Nella Gran Buenos Aires risiedono 13 milioni di abitantei, un terzo di tutti gli argentini, che si riducono a poco meno di 3 milioni di nella Capital Federal, il distretto che identifica la città così com’è conosciuta nel mondo.

Una città nella città, con il suo gigantesco centro che affonda le radici al tempo della colonia spagnola e che a seguito ha ricevuto ed è stata abitata e modellata da ondate successive di emigranti, principalmente spagnoli e italiani.
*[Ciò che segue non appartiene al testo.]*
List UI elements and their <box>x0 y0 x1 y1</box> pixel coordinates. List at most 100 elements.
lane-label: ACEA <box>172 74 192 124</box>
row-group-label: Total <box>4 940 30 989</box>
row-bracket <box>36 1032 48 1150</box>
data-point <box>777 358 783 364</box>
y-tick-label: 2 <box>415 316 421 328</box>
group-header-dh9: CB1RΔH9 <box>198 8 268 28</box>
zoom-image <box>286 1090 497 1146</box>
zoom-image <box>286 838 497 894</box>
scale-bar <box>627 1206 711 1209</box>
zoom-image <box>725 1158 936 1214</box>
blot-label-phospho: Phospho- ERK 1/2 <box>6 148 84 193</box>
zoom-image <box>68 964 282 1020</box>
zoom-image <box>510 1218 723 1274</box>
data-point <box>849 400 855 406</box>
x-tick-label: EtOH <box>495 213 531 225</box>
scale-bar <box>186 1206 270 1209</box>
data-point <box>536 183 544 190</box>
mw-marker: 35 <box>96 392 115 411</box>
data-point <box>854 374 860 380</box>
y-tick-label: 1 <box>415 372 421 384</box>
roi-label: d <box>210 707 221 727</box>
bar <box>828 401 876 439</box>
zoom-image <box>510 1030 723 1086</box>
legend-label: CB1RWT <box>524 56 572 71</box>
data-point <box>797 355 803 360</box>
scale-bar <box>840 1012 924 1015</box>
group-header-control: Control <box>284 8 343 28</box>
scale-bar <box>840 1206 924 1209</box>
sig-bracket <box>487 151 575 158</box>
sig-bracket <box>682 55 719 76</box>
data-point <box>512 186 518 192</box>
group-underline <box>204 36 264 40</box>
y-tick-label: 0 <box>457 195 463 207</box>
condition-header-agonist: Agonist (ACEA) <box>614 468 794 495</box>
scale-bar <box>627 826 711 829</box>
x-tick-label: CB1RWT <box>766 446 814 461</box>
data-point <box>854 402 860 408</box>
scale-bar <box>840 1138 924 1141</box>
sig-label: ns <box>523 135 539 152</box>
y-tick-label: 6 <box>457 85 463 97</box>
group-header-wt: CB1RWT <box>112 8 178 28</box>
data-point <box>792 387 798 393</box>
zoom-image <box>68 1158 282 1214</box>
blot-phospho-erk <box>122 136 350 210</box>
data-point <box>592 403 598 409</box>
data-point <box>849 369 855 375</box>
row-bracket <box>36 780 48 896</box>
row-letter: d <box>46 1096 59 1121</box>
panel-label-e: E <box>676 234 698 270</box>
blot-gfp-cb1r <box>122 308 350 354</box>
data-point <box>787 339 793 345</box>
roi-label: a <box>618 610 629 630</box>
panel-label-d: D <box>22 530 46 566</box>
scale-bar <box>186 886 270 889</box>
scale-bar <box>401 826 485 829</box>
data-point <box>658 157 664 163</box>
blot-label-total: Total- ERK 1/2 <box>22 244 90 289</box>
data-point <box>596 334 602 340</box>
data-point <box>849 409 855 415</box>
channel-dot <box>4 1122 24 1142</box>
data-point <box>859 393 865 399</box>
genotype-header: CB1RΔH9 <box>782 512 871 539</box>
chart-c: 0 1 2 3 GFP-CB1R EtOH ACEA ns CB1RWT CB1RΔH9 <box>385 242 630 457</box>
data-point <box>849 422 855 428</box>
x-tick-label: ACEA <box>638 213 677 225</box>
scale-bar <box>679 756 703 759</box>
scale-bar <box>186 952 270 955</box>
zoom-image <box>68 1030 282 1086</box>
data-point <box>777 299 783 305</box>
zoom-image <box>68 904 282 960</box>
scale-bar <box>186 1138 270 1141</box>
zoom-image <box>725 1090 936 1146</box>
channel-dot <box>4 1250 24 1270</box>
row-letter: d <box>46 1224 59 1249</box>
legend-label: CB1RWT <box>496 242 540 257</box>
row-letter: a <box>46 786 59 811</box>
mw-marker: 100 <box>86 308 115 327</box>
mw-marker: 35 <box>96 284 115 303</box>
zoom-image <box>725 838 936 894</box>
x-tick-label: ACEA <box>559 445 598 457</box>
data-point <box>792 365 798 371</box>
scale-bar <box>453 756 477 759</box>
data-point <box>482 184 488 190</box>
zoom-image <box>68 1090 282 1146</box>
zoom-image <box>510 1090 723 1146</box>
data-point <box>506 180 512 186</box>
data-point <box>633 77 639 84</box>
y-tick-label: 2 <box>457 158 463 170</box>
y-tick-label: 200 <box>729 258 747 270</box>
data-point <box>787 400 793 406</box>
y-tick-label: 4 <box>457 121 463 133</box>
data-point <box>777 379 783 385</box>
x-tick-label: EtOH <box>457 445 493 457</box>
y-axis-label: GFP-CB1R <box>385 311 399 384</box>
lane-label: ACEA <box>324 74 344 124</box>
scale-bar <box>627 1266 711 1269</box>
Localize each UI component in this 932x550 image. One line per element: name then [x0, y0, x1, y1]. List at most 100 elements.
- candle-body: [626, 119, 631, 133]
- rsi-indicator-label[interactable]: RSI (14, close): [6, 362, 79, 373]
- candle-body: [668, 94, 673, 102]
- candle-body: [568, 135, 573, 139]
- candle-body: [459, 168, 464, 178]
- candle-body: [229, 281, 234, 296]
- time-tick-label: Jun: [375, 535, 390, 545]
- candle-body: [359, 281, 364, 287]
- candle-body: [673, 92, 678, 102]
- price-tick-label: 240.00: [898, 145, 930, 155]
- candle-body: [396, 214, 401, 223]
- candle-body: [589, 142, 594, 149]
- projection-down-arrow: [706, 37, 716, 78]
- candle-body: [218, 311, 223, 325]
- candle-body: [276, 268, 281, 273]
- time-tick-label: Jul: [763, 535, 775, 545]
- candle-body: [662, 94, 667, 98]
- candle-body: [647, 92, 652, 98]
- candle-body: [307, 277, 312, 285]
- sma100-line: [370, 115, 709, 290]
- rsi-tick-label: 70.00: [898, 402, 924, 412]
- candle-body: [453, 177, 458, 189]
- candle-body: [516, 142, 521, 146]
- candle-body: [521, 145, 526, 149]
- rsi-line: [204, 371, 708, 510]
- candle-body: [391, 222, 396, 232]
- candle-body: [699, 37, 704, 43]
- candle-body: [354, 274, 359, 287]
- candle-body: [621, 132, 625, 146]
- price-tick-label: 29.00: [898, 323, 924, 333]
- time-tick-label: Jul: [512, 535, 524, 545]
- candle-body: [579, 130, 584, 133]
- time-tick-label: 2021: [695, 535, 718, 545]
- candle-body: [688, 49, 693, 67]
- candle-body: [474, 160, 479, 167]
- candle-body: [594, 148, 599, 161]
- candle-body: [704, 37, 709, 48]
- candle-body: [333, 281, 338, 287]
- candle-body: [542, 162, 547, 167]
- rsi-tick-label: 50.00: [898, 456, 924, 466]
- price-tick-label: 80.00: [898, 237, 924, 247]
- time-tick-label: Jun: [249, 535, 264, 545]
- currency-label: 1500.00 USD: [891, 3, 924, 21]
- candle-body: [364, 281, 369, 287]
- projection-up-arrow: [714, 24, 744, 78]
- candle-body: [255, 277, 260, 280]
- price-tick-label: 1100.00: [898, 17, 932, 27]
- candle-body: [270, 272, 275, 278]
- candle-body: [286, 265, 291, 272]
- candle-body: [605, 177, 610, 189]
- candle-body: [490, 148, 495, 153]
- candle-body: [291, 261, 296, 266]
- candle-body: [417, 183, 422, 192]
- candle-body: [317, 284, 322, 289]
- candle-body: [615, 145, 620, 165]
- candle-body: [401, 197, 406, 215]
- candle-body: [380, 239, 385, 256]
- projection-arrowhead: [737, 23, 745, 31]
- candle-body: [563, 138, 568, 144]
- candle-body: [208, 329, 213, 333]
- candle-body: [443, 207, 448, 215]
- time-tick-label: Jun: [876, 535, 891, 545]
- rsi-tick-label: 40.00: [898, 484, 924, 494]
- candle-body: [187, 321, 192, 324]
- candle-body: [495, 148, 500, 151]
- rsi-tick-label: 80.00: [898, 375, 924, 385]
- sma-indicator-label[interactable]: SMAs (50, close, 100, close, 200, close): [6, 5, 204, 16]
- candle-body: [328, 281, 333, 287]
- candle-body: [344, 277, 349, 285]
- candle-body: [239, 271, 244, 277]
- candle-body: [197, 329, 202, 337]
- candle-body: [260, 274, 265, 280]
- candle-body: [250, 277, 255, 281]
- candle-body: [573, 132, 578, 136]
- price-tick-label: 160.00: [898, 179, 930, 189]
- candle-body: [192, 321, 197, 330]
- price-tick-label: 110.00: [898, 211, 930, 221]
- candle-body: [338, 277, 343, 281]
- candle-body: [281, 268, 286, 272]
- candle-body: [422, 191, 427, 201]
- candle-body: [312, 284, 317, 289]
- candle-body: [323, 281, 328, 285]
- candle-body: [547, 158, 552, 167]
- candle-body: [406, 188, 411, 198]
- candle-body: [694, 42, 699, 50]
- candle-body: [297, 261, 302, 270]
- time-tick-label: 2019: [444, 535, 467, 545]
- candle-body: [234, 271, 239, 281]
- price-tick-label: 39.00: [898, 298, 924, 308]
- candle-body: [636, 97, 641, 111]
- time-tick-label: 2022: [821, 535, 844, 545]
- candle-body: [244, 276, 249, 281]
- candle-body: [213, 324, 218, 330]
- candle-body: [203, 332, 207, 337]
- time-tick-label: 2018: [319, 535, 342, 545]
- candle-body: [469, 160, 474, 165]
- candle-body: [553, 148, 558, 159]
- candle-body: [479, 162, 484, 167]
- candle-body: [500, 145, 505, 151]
Di questi è inequivocabile l’impronta architettonica, per esempio nei quartieri popolari trasformatisi negli anni in redisenziali, come San Telmo. Allo stesso modo lo stile, ricco di cupole e pinnacoli che s’innalzano verso un cielo terso e celeste come la bandiera e che adornano i palazzi affacciati sulle larghe avenidas, sta a testimoniare il prodotto unico e iconico di questa fusione delle cultere, di creatività e attenzione per il dettaglio.


Buenos Aires è quindi città: con teatri, cinema, ristoranti, edifici, traffico, folla, rumore; ma non dimentica che i portenos, i suoi abitanti, sono anche argentini. Ecco quindi che la metropoli è pure natura: spazi verdi, parchi, specchi d’acqua, grandi alberi fioriti e molto verde dove s’incontra con il Rio della Plata. Perchè non c’è dubbio, anche questa è una delle anime della gran capitale; forse di non così immediata percezione al viaggiatore come il suo stile architettonico peculiare, ma probabilmente quella alla quale più attingono i suo giovani creativi quando cercano ispirazione.